Simon Davenport, 3 Hare Court Chambers, talked about a combination of laws and precedents in the assessment of losses in English jurisdiction.
Grant Hanessian, Baker & McKenzie, USA discussed various types of damages in American jurisdiction. He also talked about the difference in the assessment of losses for startups and large or well-established companies.
Grigory Galkin, Marks & Sokolov, Russia highlighted the approaches of high Russian courts to the assessment of losses. He mentioned that Russian law does not know the concept of one liquidated damages. One of the alternative ways to secure obligations under Russian civil law is contractual penalty, he noted.

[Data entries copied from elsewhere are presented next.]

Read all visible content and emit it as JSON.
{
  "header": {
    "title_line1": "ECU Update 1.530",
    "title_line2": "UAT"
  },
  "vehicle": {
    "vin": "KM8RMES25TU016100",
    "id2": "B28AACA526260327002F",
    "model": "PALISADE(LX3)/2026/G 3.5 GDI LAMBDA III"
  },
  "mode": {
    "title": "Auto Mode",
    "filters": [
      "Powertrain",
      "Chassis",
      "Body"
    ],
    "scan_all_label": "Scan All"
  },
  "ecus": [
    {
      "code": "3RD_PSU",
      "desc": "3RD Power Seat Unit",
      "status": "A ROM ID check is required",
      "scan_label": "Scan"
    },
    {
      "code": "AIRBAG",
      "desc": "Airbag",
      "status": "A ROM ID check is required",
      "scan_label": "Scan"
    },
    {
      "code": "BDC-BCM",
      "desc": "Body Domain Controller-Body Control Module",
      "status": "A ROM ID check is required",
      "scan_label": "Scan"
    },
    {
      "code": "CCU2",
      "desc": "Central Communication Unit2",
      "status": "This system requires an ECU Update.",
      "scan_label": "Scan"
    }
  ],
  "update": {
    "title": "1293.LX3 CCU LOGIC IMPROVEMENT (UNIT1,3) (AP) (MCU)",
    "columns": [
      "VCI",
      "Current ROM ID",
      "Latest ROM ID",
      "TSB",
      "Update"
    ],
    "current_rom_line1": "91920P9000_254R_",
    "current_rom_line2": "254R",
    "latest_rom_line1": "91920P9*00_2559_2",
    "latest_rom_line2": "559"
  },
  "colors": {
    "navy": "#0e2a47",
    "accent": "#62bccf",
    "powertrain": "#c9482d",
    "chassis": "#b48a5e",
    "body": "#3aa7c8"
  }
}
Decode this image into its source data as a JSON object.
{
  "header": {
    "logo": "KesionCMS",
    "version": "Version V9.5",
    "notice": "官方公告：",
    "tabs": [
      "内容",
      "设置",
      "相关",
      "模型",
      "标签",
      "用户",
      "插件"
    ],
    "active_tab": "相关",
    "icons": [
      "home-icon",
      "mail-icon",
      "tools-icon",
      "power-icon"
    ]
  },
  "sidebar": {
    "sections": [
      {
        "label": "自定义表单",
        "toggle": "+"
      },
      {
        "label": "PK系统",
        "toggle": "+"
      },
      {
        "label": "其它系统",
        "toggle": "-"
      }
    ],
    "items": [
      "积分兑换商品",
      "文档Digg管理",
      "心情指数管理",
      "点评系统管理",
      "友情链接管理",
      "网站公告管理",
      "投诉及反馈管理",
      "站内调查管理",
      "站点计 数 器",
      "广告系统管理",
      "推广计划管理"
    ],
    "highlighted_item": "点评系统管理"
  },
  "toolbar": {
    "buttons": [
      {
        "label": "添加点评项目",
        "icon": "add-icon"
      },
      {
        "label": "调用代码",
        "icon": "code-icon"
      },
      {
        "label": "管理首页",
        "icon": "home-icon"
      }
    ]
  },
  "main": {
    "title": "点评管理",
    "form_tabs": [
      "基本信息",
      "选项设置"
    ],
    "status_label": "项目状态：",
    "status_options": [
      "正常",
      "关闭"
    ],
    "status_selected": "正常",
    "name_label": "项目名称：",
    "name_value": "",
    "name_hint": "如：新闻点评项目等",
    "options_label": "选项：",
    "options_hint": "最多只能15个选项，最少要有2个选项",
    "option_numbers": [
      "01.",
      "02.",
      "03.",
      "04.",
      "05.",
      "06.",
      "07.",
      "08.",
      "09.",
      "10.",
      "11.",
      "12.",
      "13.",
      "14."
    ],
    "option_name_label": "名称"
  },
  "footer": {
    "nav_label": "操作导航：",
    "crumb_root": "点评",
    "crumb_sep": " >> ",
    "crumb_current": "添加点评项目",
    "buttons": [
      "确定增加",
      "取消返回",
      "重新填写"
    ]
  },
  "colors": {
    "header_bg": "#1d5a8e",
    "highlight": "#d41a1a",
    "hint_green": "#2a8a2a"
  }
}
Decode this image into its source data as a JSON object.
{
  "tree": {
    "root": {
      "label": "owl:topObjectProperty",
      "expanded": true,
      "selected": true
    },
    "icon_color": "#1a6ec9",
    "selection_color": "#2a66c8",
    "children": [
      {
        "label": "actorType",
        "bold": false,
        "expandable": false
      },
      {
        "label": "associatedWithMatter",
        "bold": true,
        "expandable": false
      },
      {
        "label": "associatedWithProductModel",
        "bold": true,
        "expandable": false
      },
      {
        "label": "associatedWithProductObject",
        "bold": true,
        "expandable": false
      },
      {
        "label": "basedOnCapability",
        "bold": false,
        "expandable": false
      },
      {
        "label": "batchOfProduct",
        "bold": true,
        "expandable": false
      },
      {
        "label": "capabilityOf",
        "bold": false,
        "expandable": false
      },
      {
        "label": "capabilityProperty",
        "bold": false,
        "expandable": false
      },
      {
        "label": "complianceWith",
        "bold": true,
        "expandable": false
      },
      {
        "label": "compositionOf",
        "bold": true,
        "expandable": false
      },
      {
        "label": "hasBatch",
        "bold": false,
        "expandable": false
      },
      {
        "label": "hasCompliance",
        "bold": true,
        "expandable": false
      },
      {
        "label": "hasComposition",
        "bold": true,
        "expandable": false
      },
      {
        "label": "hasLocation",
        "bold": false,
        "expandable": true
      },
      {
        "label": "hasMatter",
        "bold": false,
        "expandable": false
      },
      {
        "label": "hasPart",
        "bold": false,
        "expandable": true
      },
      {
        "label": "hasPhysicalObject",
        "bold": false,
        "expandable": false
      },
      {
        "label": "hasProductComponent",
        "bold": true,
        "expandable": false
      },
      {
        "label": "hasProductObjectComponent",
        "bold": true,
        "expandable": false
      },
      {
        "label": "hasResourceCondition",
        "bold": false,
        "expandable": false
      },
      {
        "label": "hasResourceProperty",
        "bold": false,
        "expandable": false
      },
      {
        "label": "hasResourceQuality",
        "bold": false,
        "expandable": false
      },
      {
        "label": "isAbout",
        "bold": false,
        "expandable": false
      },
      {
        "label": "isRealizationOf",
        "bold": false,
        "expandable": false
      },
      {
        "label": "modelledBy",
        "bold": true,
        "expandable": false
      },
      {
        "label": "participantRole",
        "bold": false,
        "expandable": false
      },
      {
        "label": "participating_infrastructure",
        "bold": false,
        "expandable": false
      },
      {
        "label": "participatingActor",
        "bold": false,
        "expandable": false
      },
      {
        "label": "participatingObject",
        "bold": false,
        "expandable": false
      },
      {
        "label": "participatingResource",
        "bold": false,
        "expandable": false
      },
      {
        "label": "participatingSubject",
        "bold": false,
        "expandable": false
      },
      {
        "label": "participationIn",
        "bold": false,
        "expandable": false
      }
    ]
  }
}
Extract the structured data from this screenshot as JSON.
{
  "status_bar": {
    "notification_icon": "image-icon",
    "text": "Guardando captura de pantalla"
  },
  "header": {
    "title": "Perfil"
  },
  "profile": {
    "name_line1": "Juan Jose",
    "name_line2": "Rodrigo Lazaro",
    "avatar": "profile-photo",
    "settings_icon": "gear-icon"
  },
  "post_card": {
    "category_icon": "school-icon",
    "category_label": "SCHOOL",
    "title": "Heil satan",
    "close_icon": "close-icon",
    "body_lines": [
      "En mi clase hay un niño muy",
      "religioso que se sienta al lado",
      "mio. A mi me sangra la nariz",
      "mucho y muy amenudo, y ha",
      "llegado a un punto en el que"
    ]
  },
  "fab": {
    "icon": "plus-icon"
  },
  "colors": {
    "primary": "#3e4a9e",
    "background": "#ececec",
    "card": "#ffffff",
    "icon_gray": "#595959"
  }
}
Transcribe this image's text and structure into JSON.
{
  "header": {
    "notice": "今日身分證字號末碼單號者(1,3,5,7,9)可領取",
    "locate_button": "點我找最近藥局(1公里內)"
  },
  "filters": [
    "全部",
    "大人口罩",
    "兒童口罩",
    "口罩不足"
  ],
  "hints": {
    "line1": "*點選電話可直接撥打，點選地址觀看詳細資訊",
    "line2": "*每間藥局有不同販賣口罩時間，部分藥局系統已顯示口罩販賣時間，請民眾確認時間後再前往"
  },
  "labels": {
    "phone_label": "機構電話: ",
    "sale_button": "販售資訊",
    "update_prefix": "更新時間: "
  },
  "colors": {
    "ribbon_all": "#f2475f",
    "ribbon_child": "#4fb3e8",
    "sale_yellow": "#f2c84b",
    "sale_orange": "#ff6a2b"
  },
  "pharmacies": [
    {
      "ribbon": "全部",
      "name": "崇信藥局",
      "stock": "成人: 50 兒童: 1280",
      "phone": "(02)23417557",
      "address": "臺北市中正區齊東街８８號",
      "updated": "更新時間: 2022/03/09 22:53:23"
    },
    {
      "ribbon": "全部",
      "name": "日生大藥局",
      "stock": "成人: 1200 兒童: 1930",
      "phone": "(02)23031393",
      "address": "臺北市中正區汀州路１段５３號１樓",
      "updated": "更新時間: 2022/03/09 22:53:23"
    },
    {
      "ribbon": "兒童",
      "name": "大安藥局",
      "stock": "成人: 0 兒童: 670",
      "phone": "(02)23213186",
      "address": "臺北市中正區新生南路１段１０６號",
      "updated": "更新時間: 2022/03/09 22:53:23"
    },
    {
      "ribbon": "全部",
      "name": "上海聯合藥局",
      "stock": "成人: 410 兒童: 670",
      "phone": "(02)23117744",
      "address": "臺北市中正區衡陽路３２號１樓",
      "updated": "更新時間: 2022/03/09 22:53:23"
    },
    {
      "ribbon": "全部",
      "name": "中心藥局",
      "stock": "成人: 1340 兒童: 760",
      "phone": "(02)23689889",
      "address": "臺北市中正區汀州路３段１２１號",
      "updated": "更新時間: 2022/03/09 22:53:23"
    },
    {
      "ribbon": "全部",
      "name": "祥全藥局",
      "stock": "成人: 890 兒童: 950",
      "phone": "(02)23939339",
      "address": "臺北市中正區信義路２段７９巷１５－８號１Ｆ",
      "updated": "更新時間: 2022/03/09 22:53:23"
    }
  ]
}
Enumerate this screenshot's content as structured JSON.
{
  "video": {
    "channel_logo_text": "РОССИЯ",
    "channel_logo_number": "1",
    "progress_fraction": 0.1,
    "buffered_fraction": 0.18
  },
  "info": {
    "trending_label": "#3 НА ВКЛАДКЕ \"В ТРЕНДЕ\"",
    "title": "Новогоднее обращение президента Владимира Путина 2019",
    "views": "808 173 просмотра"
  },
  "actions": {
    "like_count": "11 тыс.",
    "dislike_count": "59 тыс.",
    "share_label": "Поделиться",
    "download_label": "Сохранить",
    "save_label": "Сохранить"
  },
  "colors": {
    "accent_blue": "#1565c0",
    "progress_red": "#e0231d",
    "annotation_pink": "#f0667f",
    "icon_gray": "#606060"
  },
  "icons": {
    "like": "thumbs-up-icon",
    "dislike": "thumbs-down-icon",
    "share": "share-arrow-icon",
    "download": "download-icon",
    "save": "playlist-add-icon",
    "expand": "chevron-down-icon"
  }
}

At the conclusion of the conference, Glenn Hendrix, Arnall Golden Gregory LLP, USA, noted that the conference has been held annually for 11 years. He encouraged the audience to reflect on topics and suggest ideas for future conferences and to take an active part in planning the event. Hendrix emphasized that without the RAA this conference would have been impossible to organize.
Roman Zykov, Mansors, Russia noted that this year the Conference counted 160 participants and listed the sponsors of the event. The RAA Secretary General thanked all the participants and the ABA for the trust they show for the third time by making the Russian Arbitration Association their partner.